The Auburn Flour Mill has been quite a
factor in Auburn and the surrounding country. The farmers
found a ready market for wheat and the housewives found mighty
good flour for their biscuits. My mother made many thousands
of biscuits from the flour milled in Auburn, to-say nothing of
the million or more tea-cakes or cookies, as we called them,
also cakes and pies, and they were A Number One.
I
remember Mr. Jack Gordon, tall and strong, as the miller. He
and his wife, who was a Miss Darby, (sister of Miss Mary
Darby, the milliner), had three children, Charlie, Jessie and
Flora. Charlie and I were classmates and desk-mates at Auburn
College and I recall that we were great rivals in algebra. As
soon as the bell rang for “books,” the boys would see which
could reach Prof. Burnett first and ask to go and bring water
from the well or spring, not far away. I can see Jessie now
rushing up to Prof. Burnett and saying, “Can I and Charlie go
after water?” So, they took the two buckets, one for water for
the boys and the other for water for the girls and in a few
minutes would return with two bucks of water. Then there was
another rush for the privilege of passing the water to the
students, one going to the boys and another to the girls.
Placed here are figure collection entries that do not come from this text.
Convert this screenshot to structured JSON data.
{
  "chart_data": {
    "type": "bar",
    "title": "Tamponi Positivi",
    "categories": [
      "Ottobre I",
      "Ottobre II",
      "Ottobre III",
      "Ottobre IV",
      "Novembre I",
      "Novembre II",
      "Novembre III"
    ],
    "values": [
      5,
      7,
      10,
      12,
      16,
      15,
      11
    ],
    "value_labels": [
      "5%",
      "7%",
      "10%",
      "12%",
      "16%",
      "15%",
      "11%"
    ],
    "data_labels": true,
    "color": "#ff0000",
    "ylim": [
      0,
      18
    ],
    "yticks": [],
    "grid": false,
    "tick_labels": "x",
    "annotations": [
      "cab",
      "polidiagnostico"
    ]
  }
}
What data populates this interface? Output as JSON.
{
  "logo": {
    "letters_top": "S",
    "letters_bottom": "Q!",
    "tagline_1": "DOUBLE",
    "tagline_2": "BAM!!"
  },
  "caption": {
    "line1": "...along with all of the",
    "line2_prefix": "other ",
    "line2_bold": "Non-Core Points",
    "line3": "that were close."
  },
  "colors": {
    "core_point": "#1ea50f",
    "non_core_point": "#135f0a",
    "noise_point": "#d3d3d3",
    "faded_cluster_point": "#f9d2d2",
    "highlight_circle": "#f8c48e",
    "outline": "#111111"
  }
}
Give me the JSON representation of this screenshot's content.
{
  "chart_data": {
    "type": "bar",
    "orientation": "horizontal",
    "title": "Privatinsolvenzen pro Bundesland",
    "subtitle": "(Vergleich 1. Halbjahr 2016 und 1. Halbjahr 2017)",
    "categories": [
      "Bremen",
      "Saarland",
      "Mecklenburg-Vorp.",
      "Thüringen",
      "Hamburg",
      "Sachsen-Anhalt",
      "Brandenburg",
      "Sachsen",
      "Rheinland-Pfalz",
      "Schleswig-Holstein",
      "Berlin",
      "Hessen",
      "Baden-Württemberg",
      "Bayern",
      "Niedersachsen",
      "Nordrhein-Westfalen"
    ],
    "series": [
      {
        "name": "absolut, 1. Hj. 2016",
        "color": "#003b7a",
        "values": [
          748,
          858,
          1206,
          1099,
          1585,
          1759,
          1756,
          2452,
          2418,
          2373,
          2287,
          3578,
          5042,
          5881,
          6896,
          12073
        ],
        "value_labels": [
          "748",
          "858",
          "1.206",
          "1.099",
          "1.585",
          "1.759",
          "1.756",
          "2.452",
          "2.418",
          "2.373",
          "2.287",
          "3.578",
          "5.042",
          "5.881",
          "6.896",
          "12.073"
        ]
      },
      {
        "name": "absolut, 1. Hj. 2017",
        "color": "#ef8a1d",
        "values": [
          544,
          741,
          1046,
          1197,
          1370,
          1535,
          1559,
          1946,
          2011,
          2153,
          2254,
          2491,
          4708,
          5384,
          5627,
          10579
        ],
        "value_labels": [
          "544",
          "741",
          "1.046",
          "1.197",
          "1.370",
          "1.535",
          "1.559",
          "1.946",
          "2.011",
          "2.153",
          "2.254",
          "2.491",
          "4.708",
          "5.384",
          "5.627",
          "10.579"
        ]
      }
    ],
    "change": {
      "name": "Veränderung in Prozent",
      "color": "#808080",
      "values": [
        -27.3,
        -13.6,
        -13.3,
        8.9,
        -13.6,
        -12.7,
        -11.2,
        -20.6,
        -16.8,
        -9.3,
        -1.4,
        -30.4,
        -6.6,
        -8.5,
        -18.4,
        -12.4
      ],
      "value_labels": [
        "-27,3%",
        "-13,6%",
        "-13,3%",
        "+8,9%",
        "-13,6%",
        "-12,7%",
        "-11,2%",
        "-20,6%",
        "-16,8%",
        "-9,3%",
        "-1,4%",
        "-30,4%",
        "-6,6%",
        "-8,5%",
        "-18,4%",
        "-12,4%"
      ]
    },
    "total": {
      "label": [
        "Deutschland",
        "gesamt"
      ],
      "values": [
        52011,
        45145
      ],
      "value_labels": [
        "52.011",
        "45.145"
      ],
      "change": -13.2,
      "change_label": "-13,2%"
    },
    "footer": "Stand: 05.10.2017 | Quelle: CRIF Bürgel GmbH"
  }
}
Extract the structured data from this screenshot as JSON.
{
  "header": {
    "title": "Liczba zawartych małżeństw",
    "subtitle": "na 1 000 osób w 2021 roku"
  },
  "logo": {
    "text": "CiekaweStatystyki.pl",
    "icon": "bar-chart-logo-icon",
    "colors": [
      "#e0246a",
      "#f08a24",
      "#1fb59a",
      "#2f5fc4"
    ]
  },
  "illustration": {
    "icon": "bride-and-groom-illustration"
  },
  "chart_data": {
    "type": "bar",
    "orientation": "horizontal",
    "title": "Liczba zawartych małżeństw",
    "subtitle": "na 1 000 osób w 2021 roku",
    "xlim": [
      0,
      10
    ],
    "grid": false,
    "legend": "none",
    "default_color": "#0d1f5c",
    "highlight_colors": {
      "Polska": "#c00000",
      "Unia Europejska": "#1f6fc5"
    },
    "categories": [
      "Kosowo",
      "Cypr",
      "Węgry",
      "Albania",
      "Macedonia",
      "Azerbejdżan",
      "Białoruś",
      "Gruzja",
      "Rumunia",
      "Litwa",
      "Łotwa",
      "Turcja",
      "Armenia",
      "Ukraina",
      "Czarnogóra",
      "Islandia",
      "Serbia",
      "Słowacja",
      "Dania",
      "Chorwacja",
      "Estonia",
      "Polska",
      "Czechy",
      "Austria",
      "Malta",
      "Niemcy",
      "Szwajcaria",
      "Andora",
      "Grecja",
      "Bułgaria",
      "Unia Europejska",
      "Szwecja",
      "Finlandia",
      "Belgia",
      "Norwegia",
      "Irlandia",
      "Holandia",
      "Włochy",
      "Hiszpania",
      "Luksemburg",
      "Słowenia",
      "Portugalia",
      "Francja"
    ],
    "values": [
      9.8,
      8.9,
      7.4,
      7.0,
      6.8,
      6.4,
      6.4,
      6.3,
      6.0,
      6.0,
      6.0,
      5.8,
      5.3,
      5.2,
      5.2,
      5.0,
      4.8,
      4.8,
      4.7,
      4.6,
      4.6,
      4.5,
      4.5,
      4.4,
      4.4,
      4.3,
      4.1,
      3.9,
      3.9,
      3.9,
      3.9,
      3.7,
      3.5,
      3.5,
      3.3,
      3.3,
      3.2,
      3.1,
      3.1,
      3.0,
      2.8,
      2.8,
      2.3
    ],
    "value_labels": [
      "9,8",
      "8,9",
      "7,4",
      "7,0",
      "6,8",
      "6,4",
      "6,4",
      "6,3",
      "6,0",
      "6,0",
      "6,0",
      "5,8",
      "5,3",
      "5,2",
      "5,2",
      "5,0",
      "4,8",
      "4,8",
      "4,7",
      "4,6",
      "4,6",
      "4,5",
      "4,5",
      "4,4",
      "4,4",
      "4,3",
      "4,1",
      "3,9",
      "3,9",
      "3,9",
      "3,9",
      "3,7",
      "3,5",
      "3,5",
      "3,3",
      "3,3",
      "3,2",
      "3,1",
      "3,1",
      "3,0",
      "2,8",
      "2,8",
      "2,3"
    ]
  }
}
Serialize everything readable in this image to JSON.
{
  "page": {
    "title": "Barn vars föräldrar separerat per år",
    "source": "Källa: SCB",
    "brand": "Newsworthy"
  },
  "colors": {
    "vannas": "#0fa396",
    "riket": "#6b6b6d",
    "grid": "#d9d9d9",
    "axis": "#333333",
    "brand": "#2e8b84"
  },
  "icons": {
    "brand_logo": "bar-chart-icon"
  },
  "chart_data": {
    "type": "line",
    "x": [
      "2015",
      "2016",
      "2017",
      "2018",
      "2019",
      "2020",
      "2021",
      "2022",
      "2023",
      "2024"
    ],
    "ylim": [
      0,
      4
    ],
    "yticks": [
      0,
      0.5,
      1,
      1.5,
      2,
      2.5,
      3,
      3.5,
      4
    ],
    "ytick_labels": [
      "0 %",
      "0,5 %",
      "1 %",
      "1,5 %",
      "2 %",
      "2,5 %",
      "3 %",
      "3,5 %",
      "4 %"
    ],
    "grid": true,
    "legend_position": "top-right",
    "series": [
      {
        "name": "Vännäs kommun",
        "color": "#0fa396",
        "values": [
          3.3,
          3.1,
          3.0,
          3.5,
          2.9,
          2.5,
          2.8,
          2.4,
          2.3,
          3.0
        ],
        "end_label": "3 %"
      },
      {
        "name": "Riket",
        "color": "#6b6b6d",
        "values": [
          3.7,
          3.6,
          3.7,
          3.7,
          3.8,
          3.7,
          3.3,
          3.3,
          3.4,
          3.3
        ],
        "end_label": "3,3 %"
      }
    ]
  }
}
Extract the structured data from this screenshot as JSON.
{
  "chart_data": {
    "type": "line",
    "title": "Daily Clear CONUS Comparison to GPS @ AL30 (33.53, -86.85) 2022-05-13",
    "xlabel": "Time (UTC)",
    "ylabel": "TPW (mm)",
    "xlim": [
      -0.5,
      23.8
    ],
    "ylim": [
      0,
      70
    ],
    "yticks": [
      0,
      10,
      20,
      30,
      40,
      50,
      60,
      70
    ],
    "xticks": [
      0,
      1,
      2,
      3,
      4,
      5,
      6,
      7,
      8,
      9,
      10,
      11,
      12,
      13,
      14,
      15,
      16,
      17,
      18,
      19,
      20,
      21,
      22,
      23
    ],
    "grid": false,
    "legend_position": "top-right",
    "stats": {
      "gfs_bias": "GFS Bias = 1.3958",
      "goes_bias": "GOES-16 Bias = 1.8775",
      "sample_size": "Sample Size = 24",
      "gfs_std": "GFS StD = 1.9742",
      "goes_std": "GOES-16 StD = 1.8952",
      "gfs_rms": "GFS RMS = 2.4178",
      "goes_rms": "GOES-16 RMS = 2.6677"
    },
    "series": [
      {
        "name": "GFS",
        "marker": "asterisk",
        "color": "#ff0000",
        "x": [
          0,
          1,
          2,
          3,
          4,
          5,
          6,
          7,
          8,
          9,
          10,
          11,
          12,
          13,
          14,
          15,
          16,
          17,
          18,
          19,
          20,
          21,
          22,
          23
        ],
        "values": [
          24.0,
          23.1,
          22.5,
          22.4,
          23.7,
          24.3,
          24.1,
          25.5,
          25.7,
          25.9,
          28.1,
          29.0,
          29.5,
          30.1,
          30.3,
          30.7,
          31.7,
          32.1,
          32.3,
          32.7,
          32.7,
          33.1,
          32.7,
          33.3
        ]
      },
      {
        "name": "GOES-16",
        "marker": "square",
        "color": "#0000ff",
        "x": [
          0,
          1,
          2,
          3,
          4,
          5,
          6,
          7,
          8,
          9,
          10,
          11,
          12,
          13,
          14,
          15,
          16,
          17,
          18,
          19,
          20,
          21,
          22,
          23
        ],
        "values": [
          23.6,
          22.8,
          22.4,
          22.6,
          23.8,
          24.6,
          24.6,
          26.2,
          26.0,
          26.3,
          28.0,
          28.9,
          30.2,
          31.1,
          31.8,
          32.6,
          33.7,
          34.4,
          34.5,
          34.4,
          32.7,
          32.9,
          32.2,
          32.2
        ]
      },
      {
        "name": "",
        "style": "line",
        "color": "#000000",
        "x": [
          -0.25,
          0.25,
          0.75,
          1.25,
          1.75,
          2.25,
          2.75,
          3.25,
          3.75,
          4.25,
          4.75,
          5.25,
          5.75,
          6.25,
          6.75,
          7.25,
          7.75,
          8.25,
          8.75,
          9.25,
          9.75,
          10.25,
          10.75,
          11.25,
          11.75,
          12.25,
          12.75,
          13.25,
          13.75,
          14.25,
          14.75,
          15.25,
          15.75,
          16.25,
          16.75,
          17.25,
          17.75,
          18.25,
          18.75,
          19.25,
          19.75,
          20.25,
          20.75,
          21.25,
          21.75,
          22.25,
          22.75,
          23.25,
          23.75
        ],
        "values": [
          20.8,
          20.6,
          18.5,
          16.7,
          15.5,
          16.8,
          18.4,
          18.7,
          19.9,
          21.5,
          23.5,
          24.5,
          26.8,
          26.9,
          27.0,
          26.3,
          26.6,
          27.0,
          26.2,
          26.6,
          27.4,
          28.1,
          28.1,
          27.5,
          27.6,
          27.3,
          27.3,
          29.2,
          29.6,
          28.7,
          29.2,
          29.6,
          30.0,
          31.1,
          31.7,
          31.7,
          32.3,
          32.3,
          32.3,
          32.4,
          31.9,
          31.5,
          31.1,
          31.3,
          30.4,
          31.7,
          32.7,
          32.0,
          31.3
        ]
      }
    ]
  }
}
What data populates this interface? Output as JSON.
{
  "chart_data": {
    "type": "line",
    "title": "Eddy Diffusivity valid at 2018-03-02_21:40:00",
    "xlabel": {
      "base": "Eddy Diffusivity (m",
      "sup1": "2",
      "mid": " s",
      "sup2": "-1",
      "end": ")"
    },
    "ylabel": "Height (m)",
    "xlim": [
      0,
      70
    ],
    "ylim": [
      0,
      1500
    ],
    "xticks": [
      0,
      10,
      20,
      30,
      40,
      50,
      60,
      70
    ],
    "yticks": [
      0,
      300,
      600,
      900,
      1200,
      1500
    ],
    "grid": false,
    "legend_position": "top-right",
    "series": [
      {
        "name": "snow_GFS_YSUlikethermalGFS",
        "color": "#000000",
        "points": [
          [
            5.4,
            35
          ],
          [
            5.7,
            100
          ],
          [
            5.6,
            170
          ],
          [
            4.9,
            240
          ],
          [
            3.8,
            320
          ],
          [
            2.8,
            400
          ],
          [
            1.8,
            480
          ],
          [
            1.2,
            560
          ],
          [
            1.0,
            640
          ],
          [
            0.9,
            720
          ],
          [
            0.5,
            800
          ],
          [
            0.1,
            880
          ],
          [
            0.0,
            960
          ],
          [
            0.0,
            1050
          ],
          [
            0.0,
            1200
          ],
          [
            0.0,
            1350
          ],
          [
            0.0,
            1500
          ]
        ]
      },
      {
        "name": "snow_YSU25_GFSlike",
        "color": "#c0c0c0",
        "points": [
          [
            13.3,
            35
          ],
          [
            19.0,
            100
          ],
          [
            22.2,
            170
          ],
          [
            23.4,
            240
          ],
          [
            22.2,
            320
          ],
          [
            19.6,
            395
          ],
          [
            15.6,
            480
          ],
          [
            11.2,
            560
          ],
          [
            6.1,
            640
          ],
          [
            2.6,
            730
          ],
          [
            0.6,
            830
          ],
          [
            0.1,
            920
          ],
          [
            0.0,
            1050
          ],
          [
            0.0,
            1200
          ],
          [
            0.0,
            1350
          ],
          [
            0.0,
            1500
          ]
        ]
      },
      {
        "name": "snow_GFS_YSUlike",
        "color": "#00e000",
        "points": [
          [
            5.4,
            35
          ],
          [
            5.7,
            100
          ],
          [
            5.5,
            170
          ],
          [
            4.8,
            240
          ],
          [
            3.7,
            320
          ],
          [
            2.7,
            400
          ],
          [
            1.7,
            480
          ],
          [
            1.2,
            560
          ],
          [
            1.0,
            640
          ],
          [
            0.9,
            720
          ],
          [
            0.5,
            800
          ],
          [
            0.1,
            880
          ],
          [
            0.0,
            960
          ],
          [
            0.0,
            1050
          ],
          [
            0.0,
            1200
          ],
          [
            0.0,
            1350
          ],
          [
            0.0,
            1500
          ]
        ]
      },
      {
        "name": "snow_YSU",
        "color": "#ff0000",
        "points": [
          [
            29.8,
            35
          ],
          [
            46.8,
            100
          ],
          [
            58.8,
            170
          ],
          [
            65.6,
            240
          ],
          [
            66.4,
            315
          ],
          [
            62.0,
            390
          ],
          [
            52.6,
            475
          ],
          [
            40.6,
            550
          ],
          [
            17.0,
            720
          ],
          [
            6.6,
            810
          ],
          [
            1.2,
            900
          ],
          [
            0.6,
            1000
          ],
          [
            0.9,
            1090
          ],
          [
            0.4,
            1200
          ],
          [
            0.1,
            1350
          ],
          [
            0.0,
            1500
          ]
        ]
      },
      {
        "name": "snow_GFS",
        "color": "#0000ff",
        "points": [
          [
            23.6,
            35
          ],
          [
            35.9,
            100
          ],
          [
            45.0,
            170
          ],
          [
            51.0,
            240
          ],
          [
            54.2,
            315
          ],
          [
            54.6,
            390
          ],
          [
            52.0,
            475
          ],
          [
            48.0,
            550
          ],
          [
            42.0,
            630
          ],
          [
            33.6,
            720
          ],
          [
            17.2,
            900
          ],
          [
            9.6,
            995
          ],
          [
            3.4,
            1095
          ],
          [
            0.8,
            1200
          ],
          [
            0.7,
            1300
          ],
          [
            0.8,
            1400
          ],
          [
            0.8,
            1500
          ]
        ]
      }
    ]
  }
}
Every boy drank from the same bucket and same dipper and every
girl drank from the same bucket and same dipper. WE had never
heard of germs or microbes and some of us are still living in
spite of such unsanitary proceedings in the long ago.
Jessie
never married. Flora married and lived in Denver until a few
years ago, when her husband, a doctor died. Charlie has
married twice, has two daughters by his first wife, both of
whom are married. He has no children by his second wife. They
all four live in Columbia, S.C., where until recently Charlie
had charge of the Imperial Hotel there and Jessie was and
still is an engineer. Flora makes her home there.
When
the children were in their teens, Mr. and Mrs. Gordon moved to
Bowling Green. This family was not as large as some, but as
fine as any – being one of the most substantial in Auburn. Mr.
Griffith afterwards became the miller.